O Gladiador
[Crítica ao programa "Momento da Verdade"]
Confesso que o Big-Brother nunca me causou grande confusão.
Era um programa fraquinho, é certo, mas no fundo era uma telenovela barata com um argumento ainda mais banal.
Não era gajo para me candidatar a um Big-Brother. Para além do não-interesse, o "desafio" de viver com mais 10 [?] pessoas na mesma casa não me é totalmente estranho: sou do IST e estudo no Aquário.
Considero que ir para um Big-Brother é uma ideia decadente, e nem mesmo a desculpa da "experiência" salva a situação, no entanto o Big-Brother permitia [embora poucos estivessem interessados] manter a minima dignidade. Um participante podia ficar no seu cantinho sem levantar ondas e ainda que correndo o risco de ser expulso, não se expunha mais que o necessário.
Notem que não pretendo defender o Big-Brother. Pretendo apenas mostrar que é sempre possivel escavar mais fundo.
Falo do "Momento da Verdade". Ao lado deste, o "Big-Brother" parece cultura.

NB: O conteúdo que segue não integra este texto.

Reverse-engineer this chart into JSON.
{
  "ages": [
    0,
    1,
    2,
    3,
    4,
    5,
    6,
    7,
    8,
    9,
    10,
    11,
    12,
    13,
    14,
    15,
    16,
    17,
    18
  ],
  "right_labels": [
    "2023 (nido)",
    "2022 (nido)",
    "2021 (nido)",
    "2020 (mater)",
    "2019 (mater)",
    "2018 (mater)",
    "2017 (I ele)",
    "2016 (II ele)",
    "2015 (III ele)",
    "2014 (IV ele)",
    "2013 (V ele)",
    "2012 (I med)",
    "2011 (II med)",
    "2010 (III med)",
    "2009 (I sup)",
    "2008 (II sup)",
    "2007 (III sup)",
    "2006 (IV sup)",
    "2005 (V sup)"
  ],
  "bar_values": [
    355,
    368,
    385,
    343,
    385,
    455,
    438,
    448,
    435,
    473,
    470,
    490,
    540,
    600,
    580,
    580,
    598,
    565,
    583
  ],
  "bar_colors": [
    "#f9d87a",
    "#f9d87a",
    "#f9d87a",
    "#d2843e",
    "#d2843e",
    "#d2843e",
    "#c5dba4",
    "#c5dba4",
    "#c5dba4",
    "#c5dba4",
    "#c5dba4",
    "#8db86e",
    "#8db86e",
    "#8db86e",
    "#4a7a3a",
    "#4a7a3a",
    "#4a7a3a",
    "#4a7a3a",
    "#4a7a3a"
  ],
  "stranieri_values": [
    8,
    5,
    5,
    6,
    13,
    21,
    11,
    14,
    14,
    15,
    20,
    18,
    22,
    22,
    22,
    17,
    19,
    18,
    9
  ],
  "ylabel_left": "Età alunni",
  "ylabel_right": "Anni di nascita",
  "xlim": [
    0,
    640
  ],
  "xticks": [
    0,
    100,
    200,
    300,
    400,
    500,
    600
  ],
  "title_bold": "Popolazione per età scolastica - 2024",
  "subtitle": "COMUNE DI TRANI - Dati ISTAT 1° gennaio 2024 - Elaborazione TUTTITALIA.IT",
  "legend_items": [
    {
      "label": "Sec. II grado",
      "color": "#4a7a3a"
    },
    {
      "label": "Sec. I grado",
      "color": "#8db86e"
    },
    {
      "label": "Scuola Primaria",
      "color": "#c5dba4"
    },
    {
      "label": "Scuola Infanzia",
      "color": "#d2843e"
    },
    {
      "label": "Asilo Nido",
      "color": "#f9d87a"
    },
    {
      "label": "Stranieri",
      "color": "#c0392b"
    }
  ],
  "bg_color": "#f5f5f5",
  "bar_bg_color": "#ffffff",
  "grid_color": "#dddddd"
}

Faz-me confusão. Não falo só dos participantes que se sujeitam à humilhação. Não falo só dos acompanhantes que são humilhados pelos que mais gostam [...!]. Falo também do Circo Romano que hoje "aceitamos" tacitamente.

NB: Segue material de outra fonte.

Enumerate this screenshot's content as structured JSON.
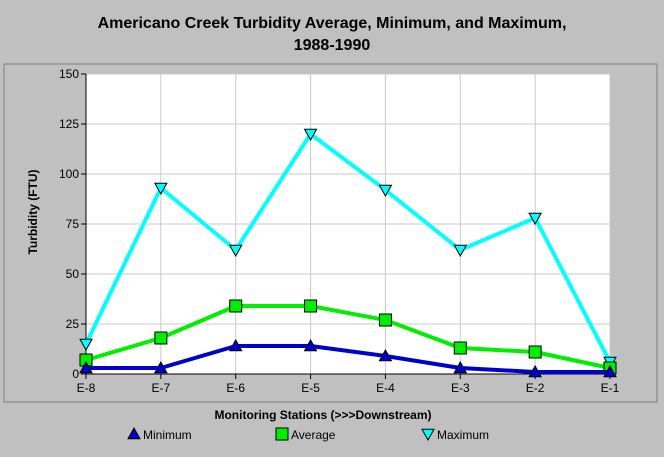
{
  "chart_data": {
    "type": "line",
    "title": "Americano Creek Turbidity Average, Minimum, and Maximum,",
    "subtitle": "1988-1990",
    "xlabel": "Monitoring Stations (>>>Downstream)",
    "ylabel": "Turbidity (FTU)",
    "categories": [
      "E-8",
      "E-7",
      "E-6",
      "E-5",
      "E-4",
      "E-3",
      "E-2",
      "E-1"
    ],
    "ylim": [
      0,
      150
    ],
    "yticks": [
      "0",
      "25",
      "50",
      "75",
      "100",
      "125",
      "150"
    ],
    "grid": true,
    "legend_position": "bottom",
    "series": [
      {
        "name": "Minimum",
        "color": "#0000cc",
        "marker": "triangle-up",
        "values": [
          3,
          3,
          14,
          14,
          9,
          3,
          1,
          1
        ]
      },
      {
        "name": "Average",
        "color": "#00ee00",
        "marker": "square",
        "values": [
          7,
          18,
          34,
          34,
          27,
          13,
          11,
          3
        ]
      },
      {
        "name": "Maximum",
        "color": "#00ffff",
        "marker": "triangle-down",
        "values": [
          15,
          93,
          62,
          120,
          92,
          62,
          78,
          6
        ]
      }
    ]
  }
}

Há dois mil anos era normal assistir a torturas e a lutas até à morte. A multidão vibrava e alimentava-se de um espectáculo que hoje consideramos decadente.

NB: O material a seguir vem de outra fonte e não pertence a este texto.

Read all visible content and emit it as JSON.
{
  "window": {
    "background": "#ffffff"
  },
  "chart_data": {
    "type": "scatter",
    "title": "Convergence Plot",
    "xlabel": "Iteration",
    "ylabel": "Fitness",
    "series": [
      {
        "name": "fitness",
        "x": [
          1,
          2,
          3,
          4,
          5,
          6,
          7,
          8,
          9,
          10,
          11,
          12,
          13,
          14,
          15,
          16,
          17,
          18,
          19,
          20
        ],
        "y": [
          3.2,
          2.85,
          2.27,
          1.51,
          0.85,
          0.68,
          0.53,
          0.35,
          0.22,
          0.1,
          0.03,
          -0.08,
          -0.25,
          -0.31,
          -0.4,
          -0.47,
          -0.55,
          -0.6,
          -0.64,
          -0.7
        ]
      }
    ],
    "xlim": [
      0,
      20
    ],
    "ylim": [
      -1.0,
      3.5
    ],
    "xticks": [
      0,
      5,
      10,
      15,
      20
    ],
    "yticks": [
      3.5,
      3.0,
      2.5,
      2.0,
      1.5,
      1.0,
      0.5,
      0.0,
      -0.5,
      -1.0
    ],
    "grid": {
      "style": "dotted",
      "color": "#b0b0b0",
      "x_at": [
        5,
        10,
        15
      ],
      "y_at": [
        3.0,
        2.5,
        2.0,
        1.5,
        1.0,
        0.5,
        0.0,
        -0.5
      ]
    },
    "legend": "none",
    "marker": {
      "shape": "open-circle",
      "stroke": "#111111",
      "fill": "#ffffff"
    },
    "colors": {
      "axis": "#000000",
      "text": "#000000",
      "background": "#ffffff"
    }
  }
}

Consideramos decadente apenas na forma, porque o conteúdo, esse, é demasiado bom para perder.
Vamos ter com a Dona Estefania, a senhora que mora 'ali' e abomina as touradas e perguntemos-lhe se gostava de ir assistir a uma luta de gladiadores. 'Ai que horror menino!' - grita a virgem.
Mas o gozo que ela sente ao ver a humilhação de um anónimo, que admite que já dormiu com dez mulheres no último ano, à frente da esposa, não será tão mórbido quanto o prazer de ver uma luta?
Continuamos tão decadentes como os nossos antepassados que pagavam para verem uma boa facada, mas pior, agora estamos mais refinados. Sob a capa de uma inocência aparente, reagimos com o mesmo gosto que os "bárbaros" dos romanos mas apaziguamos a nossa alma ao sabermos que os nossos "gladiadores" não são obrigados a estar ali e ainda por cima ganham dinheiro!
Ganham dinheiro!
Uma mulher que se despe a troco de dinheiro é uma prostituta.
Um participante que se despe a troco de dinheiro é um corajoso. Ou, no pior, um mercenário.
E num só programa é possivel reunir o topo da decadência humana: uma mistura de gladiadores com prostitutas. No horário nobre.
Dilacerar, humilhar, a troco de dinheiro, para ... satisfazer o público, que bate palmas e ri com uma alegria verdadeiramente suína - a chafurdar é que se está bem.
Este post começou a ser fermentado em P.C. Por vezes ver um pouco [neste caso a versão inglesa] desperta-nos.
[PS: o post das bicicletas não está esquecido! Mas este tinha mesmo que ser escrito e editado.]